For the example in step (2), assuming that the number of downstream instances is M-6, after the data item namespace in the data stream arrives, the high frequency key set S is updated to { (256, namespace), (84, first, case), (61, letter), (35, word) }, when M is 1204, f is f
max-f
min221 is greater than M/M200, so the value of the key in the current high frequency key set S is considered to be more different, namespace is the key with the largest value, which can be assigned to 6 downstream instances, randomly generating one at [1,6 []Adding suffixes of random numbers in { _1, _2, _3, _4, _5, _6} to namespaces, performing hash operation on data items added with the suffixes to obtain assignable downstream instance numbers, and assigning the corresponding downstream instances to the data items; when the data item first in the data stream arrives, the high frequency key set S is updated to { (256, namespace), (85, first), (84, case), (61, letter), (35, word) }, at this time, M is 1205, f
max-f
min221 is greater than M/M200, the data item first is a key with a central value, which can be assigned to
A downstream instance, randomly generated one at [1,2 ]]In betweenThe data item first obtains an assignable downstream instance number by adding a suffix of a corresponding serial number of the random number in { _1, _2} and carrying out hash operation on the data item added with the suffix, and assigns a corresponding downstream instance to the data item; when the data item title arrives, the high-frequency key set S is updated to { (256, namespace), (85, first), (84, case), (61, letter), (35, word), (30, title) }, at which time M ═ 1206, f
max-f
min226 is greater than M/M201, the data item title is the key with the smallest value, 2 downstream instances can be assigned, one randomly generated at [1,2 [ ]]And (3) adding suffixes of the random numbers in { _1, _2} to the data items, carrying out hash operation on the data items added with the suffixes to obtain distributable downstream instance numbers, and distributing the corresponding downstream instances to the data items.

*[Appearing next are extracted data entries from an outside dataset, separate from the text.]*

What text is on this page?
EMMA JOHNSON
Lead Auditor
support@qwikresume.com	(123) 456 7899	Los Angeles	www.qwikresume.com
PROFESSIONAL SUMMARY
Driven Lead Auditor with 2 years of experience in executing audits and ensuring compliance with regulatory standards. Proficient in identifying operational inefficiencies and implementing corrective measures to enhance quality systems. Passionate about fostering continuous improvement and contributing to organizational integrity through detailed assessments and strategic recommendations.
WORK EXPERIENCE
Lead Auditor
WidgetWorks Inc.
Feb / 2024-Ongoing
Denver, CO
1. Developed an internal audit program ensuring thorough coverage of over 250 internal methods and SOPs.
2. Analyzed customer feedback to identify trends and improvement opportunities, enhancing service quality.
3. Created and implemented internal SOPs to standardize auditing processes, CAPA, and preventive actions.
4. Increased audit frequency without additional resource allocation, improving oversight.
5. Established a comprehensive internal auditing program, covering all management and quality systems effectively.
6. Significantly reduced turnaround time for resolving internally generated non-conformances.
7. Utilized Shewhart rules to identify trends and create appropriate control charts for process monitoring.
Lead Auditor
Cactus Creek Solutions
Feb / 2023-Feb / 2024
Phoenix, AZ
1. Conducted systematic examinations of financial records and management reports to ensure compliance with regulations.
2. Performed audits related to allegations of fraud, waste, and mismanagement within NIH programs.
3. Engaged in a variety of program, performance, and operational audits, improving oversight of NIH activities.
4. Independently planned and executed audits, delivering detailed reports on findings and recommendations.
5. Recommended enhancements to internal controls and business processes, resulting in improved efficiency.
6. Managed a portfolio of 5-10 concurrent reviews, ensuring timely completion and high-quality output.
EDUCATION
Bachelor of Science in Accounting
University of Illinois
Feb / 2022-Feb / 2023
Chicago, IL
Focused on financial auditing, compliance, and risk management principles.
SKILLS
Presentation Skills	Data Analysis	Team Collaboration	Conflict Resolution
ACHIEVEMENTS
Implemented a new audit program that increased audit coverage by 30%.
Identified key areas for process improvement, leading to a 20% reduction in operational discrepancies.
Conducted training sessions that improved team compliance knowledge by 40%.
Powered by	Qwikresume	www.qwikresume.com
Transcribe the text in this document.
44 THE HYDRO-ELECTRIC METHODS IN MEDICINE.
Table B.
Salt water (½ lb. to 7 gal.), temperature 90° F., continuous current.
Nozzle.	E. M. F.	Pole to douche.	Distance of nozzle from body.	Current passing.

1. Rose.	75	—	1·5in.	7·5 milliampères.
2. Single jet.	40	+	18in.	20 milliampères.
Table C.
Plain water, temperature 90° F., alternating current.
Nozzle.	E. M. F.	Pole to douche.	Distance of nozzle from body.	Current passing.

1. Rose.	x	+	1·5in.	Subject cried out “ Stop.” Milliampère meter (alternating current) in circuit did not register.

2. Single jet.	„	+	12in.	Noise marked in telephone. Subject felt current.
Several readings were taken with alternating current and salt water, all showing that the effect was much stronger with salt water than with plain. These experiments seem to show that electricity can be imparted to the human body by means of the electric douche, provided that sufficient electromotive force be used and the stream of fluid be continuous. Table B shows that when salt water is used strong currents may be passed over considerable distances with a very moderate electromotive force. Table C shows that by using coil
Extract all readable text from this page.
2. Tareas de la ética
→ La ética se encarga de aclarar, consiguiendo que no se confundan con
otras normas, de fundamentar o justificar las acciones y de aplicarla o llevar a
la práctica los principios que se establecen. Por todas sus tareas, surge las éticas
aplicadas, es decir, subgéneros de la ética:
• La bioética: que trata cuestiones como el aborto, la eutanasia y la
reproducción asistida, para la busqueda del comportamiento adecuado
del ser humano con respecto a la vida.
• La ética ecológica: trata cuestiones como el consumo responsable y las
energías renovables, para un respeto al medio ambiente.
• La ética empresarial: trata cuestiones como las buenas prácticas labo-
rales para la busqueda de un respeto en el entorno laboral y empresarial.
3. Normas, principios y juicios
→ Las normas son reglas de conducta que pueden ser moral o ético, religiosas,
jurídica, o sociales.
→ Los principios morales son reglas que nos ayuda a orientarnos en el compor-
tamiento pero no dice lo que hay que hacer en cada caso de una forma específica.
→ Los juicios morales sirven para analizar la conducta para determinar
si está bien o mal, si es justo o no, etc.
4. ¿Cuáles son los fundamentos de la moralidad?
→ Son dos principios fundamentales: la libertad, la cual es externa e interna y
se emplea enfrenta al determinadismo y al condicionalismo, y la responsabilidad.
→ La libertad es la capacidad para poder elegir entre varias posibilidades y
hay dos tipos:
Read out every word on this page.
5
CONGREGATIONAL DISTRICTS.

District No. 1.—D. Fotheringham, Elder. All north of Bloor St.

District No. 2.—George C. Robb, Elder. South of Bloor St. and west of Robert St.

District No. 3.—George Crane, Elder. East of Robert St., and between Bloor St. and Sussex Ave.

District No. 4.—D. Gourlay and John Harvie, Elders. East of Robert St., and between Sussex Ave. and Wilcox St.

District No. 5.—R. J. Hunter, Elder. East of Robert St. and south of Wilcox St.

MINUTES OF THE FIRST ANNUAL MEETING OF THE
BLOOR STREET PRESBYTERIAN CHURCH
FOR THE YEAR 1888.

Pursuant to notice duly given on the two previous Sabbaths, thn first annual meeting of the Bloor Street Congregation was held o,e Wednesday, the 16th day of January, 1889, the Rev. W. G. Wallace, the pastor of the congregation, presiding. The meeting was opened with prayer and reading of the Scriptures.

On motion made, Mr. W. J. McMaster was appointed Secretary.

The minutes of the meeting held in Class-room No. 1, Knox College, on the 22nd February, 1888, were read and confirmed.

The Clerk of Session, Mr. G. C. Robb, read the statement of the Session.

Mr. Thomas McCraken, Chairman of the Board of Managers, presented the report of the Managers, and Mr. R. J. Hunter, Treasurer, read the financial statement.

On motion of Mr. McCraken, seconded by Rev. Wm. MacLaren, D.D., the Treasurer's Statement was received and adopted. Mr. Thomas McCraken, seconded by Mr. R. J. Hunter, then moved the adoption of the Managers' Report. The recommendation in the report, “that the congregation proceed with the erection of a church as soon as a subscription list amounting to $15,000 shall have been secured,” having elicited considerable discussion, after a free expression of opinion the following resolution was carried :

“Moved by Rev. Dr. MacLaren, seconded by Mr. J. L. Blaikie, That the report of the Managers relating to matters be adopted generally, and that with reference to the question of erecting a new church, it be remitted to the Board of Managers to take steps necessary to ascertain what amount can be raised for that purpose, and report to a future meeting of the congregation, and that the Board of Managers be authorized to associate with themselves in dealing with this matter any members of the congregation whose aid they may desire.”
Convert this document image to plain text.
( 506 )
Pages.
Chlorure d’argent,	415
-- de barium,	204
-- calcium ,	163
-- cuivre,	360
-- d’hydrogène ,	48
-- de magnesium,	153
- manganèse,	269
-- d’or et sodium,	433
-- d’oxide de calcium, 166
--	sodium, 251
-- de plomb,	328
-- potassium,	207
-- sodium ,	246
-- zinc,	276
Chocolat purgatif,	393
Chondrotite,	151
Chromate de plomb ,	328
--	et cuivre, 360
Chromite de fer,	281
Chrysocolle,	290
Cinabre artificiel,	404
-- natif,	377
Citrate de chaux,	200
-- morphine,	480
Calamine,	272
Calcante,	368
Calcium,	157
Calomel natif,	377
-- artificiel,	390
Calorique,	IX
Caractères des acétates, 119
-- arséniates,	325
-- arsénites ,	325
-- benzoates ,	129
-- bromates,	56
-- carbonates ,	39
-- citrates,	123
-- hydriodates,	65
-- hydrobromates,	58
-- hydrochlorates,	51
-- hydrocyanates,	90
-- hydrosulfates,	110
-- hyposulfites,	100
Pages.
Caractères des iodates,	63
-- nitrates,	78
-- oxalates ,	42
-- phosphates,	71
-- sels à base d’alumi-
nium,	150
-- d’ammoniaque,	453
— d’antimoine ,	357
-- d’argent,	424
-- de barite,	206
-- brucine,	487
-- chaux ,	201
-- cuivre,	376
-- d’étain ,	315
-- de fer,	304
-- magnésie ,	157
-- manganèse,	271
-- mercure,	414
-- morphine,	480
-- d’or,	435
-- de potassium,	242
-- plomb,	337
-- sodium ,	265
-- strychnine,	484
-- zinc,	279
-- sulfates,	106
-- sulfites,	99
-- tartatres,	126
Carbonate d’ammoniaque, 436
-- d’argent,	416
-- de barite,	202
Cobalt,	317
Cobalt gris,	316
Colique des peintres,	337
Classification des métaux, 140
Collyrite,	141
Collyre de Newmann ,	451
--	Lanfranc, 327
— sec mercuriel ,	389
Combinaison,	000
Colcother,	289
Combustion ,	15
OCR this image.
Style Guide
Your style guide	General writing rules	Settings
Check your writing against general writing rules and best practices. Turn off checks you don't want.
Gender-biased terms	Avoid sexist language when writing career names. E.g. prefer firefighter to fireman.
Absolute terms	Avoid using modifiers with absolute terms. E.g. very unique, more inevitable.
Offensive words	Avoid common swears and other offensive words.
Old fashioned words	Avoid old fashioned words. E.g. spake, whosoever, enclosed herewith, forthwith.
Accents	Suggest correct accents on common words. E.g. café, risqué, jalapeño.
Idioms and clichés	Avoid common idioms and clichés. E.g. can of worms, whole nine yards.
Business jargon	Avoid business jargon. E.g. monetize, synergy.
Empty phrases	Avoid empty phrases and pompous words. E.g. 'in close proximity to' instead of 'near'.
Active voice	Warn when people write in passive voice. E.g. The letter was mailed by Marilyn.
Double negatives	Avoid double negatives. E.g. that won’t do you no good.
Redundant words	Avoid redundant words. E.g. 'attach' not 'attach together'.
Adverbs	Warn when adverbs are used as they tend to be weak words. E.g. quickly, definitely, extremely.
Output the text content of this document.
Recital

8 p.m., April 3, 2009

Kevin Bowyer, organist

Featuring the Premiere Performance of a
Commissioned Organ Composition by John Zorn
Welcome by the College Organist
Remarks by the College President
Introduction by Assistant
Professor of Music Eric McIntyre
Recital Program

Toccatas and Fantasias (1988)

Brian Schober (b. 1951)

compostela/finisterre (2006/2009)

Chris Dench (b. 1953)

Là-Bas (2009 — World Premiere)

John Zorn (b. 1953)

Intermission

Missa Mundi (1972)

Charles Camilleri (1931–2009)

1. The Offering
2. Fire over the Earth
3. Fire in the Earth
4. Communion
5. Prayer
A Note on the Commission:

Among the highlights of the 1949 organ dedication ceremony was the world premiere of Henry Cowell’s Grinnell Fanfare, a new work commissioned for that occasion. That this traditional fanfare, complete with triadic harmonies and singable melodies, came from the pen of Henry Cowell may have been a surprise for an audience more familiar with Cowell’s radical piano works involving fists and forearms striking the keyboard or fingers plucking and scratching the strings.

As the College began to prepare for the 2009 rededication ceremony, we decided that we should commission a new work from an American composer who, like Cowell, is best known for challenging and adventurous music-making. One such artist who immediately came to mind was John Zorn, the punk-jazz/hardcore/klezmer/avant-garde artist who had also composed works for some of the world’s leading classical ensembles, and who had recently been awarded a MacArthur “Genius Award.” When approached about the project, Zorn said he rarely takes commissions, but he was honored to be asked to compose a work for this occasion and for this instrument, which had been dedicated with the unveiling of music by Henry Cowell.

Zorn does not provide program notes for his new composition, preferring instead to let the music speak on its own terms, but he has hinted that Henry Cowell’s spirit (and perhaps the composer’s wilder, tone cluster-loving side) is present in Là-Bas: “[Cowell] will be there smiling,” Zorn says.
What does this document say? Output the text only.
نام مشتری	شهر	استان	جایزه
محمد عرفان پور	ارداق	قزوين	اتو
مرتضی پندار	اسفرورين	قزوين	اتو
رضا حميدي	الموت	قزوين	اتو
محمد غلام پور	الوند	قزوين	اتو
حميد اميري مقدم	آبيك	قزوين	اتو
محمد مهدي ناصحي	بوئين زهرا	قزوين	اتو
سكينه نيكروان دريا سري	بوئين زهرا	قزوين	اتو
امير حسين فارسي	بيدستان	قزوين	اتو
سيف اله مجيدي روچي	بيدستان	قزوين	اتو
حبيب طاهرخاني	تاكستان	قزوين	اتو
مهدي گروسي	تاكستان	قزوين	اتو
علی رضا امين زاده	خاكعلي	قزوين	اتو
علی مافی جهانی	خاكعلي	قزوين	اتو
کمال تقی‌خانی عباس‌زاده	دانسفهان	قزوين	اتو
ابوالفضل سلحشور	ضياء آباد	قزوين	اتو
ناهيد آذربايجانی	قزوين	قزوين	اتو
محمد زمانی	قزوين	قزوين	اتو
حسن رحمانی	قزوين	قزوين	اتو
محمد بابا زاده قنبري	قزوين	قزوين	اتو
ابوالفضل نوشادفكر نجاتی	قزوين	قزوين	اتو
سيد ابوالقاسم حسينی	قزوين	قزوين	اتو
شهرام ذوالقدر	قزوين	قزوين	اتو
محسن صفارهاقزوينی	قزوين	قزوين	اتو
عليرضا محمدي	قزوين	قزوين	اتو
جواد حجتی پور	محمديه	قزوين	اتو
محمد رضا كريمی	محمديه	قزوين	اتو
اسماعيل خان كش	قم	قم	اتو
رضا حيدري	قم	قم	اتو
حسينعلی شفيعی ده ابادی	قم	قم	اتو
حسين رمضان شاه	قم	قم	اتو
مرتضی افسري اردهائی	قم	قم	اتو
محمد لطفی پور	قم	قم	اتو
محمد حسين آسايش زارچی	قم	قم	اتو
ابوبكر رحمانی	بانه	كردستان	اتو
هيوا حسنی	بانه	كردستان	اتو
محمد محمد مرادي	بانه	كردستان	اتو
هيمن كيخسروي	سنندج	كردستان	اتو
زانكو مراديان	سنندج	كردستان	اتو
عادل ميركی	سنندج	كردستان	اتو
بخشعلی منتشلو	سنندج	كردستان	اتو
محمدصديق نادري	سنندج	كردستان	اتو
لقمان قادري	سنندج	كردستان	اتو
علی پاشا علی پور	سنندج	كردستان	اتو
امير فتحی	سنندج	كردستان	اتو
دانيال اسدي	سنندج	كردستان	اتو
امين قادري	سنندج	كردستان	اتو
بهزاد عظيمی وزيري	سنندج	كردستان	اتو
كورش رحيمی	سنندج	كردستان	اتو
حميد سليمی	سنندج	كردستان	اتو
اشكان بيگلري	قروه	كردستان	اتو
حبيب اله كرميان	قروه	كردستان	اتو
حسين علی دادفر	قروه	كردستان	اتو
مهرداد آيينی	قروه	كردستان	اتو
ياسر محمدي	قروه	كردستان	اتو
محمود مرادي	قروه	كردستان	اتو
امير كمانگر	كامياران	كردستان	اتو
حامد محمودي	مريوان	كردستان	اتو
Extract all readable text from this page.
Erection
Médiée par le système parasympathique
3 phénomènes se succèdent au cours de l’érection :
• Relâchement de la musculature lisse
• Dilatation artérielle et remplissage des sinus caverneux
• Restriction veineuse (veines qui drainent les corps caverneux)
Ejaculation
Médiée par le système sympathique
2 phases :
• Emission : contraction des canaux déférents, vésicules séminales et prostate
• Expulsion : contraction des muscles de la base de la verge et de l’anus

The method has the advantages that keys in the high-frequency key set are distinguished according to the value size, keys with small key values are distributed to 2 downstream instances, keys with large key values are distributed with different downstream instances according to the value size, the number of distributed downstream instances can be dynamically updated according to the change of data flow, so that load balance among the downstream instances is achieved, the keys with small key values are distributed with fewer downstream instances, and unnecessary memory overhead is reduced.
It will be understood by those skilled in the art that the foregoing is only a preferred embodiment of the present invention, and is not intended to limit the invention, and that any modification, equivalent replacement, or improvement made within the spirit and principle of the present invention should be included in the scope of the present invention.